Synonyms for Nostalgia: Joan Baez’s Diamonds and Rust 

There are numerous things with which I associate Diamonds and Rust. Firstly, a body of saltwater, lying motionless underneath a cloudless sky. A half melted ice cube, still in its three dimensional form, but perceptibly not whole. Later, tumbling through the lines – now you’re smiling out the window of that crummy hotel over Washington Square – nostalgia curls like wisps of cigar smoke. Diamonds and Rust, like Fitzgerald’s Gatsby, is wonderful for all the things that it doesn’t say. It is the white space around the lyrics, the fragments of memory that are too buried in the past to grasp, that is reflected most within this song. Like the melted ice cube, Diamonds and Rust tells the story of something that was once whole, and is now irretrievable. Baez’s lyrics lack the mocking bitterness of Joni Mitchell’s A Case Of You, and are without the gradual acceptance that creeps into Bonnie Raitt’s I Can’t Make You Love Me. 
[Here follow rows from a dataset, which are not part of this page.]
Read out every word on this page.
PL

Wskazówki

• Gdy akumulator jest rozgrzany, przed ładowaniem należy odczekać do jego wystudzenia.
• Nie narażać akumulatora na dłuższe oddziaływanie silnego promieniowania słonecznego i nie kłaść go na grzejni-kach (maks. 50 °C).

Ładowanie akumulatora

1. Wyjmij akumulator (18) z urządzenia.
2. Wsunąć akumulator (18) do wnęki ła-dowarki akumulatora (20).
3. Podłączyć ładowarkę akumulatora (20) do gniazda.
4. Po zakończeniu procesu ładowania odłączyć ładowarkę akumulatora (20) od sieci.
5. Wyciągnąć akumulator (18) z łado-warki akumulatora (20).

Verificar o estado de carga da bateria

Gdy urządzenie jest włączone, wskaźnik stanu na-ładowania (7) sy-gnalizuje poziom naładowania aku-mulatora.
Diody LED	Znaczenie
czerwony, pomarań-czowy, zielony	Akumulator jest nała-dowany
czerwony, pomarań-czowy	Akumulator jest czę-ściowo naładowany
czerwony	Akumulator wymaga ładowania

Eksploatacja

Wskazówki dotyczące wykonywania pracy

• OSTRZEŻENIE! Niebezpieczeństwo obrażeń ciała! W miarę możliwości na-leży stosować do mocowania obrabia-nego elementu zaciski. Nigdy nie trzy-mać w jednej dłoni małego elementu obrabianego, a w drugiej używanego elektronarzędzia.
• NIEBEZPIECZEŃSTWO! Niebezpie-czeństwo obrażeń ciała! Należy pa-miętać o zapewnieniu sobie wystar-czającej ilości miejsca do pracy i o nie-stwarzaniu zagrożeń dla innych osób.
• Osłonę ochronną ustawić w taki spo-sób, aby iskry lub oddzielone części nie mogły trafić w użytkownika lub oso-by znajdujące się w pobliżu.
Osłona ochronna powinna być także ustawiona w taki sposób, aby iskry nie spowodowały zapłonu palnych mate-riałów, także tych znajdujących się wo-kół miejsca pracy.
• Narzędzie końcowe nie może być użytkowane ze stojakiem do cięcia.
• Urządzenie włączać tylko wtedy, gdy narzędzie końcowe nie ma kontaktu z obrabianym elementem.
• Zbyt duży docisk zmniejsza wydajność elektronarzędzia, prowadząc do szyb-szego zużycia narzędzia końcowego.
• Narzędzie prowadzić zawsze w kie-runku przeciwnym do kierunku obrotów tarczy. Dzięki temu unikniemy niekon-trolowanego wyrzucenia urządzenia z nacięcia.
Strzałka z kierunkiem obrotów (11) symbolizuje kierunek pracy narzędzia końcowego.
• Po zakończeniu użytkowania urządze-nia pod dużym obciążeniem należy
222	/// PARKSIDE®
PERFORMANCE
There is a fascination with Diamonds and Rust because of Baez herself, and the relationship which she shared with Bob Dylan. Written a decade after the ending of their romance, the song is without the reeling from shock that created Jann Arden’s Insensitive, and is instead a quiet reflection on being haunted by an old lover. A few key lines signify Dylan’s presence in Diamonds and Rust – I remember your eyes were bluer than robin’s eggs, the original vagabond – but they’re so oblique, so scattered in the verses, that they would be difficult to pick out unless you were looking for them. The song itself, intended to be something entirely different until Dylan phoned from a booth in the Midwest to read the completed lyrics to Lily, Rosemary and the Jack of Hearts, is weighted by an exploration of memory, and a half sense of longing which never really culminates. It is as if Baez never lets herself get that far. 

The song is entirely Dylan’s. His response arrived within his album No Direction Home, a remark in passing: it’s hard to be wise and in love at the same time. But it could have been anyone’s. The vagueness of memory; the scrambling to find forgotten pieces, things once said, gifts once exchanged – you bought me something, it’s funny what memories can bring, they bring Diamonds and Rust. I was first intrigued by this song in much the same way as I was by Stevie Nicks’ Rooms on Fire – it had a gripping title which reminded me of a line in a poem from Lolita and all the rest is rust and stardust. The title of the song itself, thought to be based on the idea that time turns charcoal into diamonds and shiny metal into rust, challenges the imperfections of memory and the dusty haze of the past. 

Diamonds and Rust is almost aqueous in its calmness, the lack of demand in Baez’s voice clear until she reaches the line: Now you tell me you’re not nostalgic, then give me another word for it. You were so good with words. The whole song is a grapple with nostalgia, trying to find a synonym for missing the past without having it become the present. 

It’s not until the end of the song that Baez reaches a crescendo that falls away with acceptance – Now it’s all come back too clearly, yes I loved you dearly, but if you’re offering me diamonds and rust, I’ve already paid. 

Diamonds and Rust is a break up song that reconstructs the event, inspired, as some of the best songs are, by a burst of nostalgia. It is Baez’s calm soprano, restrained emotion and quiet reflection that sets it apart from others in the genre.